Cecil. L’homme aux paroles mesurées, qui n’avait jamais laissé une lettre sans double fond. Pourquoi taire le nom de Don Alvaro ? Pourquoi envoyer un navire et un capitaine chargé de dettes à la poursuite d’une simple prise marchande, quand la cargaison véritable était un homme qui portait l’invasion de l’Angleterre dans son crâne ?

À moins que Cecil ne voulût précisément qu’il ne le sût pas avant l’abordage. Mieux valait un capitaine qui fonce sans réfléchir, que l’on découvre trop tard que sa proie était un morceau de roi.

Il se tourna vers la dunette.

— Redmund ! Tonnez le gaillard d’avant. On établit la grand-voile et le perroquet. Je veux toute la toile que la quille peut porter.

Redmund se pencha, la barre au poing, ses doutes vieux comme une poutre.

— Le navire file vers la brume, capitaine. Une fois là-dedans, on ne le retrouvera plus avant la nuit.

— Alors on le rattrape avant la brume, dit Hartley. Et s’ils entrent sous le banc de brouillard, nous les y attendrons. Je sais maintenant pourquoi nous les poursuivons, Redmund. Et ce que je sais, ils ne s’y attendent pas à savoir.

Il claqua sa paume contre le bordage, la douleur vive le ramena à lui.

Isabel.

Il se souvint d’elle seulement à cet instant, et la honte le piqua. Sous le vent, étendue sur une couverture pliée près du grand cabestan, une bande de toile blanche autour du front, elle bougea la tête. Barlow s’était occupé du mieux qu’il pouvait. Son visage était pâle, mais ses lèvres remuaient.

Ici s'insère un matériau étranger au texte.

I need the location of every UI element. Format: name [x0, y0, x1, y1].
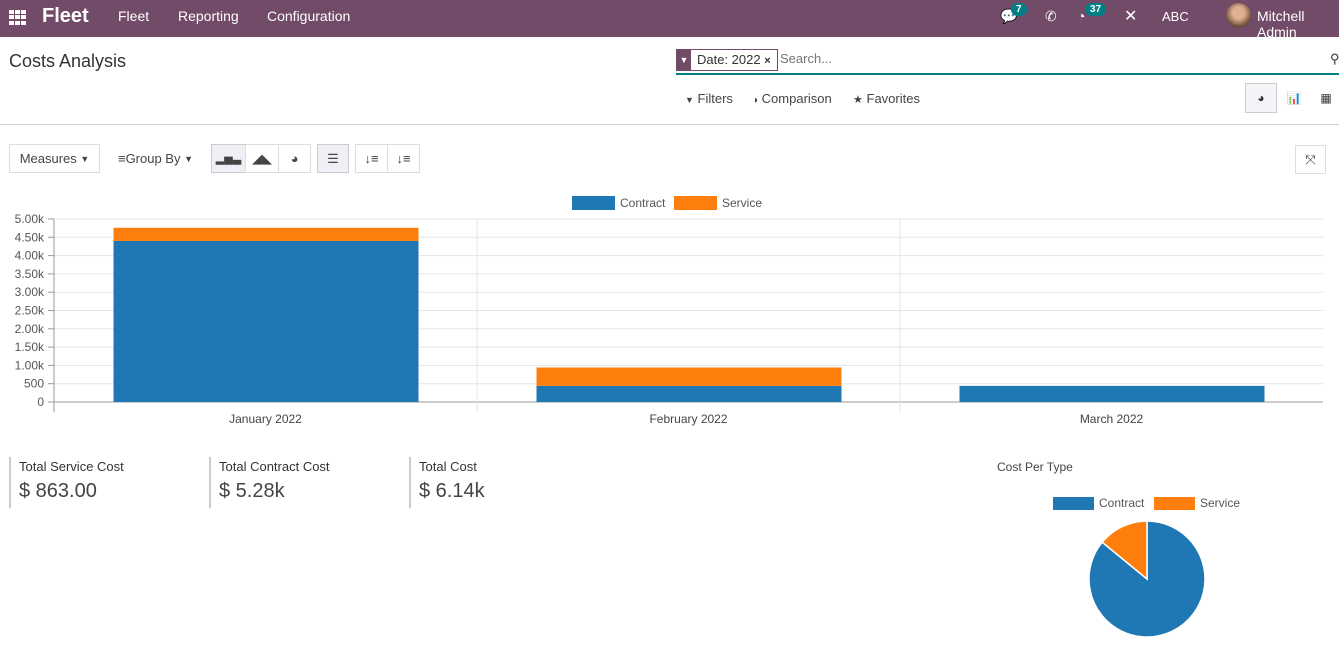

Hartley traversa le pont en trois enjambées. Il s’accroupit à côté d’elle, remarqua la pince de sa liasse sous sa paume ouverte, même dans l’évanouissement. Le médaillon, fermé, reposait contre sa clavicule.

Ses yeux s’ouvrirent soudain, nets et sombres, comme ceux d’une vigie en plein quart. Elle le fixa sans crainte.

— Le navire, dit-elle d’une voix rauque. On le tient ?

Hartley secoua la tête.

— Pas encore. Mais j’ai un homme mort qui m’a dit ce qu’ils portent, et ce nom-là ne se trouve pas dans mes ordres. Un Espagnol. Un connaisseur de nos côtes.

Il la regarda pendant longtemps. Elle ne détourna pas les yeux.

— Et vous, dit-il doucement. Vous n’avez pas de lettre à remettre à Plymouth. Pas d’oncle. Vous parlez comme une fille née sur un pont. Qu’est-ce que ce médaillon, Isabel ? Qu’est-ce que vous fuyez vraiment ?

Elle ferma les yeux un court instant. Quand elle les rouvrit, quelque chose dans son regard avait changé, comme la mer avant la pluie.

— Une promesse, dit-elle. Celle qu’on m’a faite à Cadix, et que j’ai payée de tout ce que j’avais. Embarquez-moi encore une journée, capitaine, et je vous donne un nom. Pas le sien, le mien.

Hartley se releva lentement. Le *Golden Hind* s’effaçait déjà dans la muraille de brume qui montait de l’ouest, plus rapide qu’un épervier fuyant le faucon.

« Quand on prendra ce navire, pensa-t-il, quand l’acier sera assez proche pour voir l’autre en face, j’aurai toutes les réponses. Au sujet de Don Alvaro. Au sujet d’elle. Et au sujet de Cecil. »

Mais la brume avalait tout à l’horizon, et le fond de son cœur lui disait que certaines vérités ne s’attrapent pas à la course.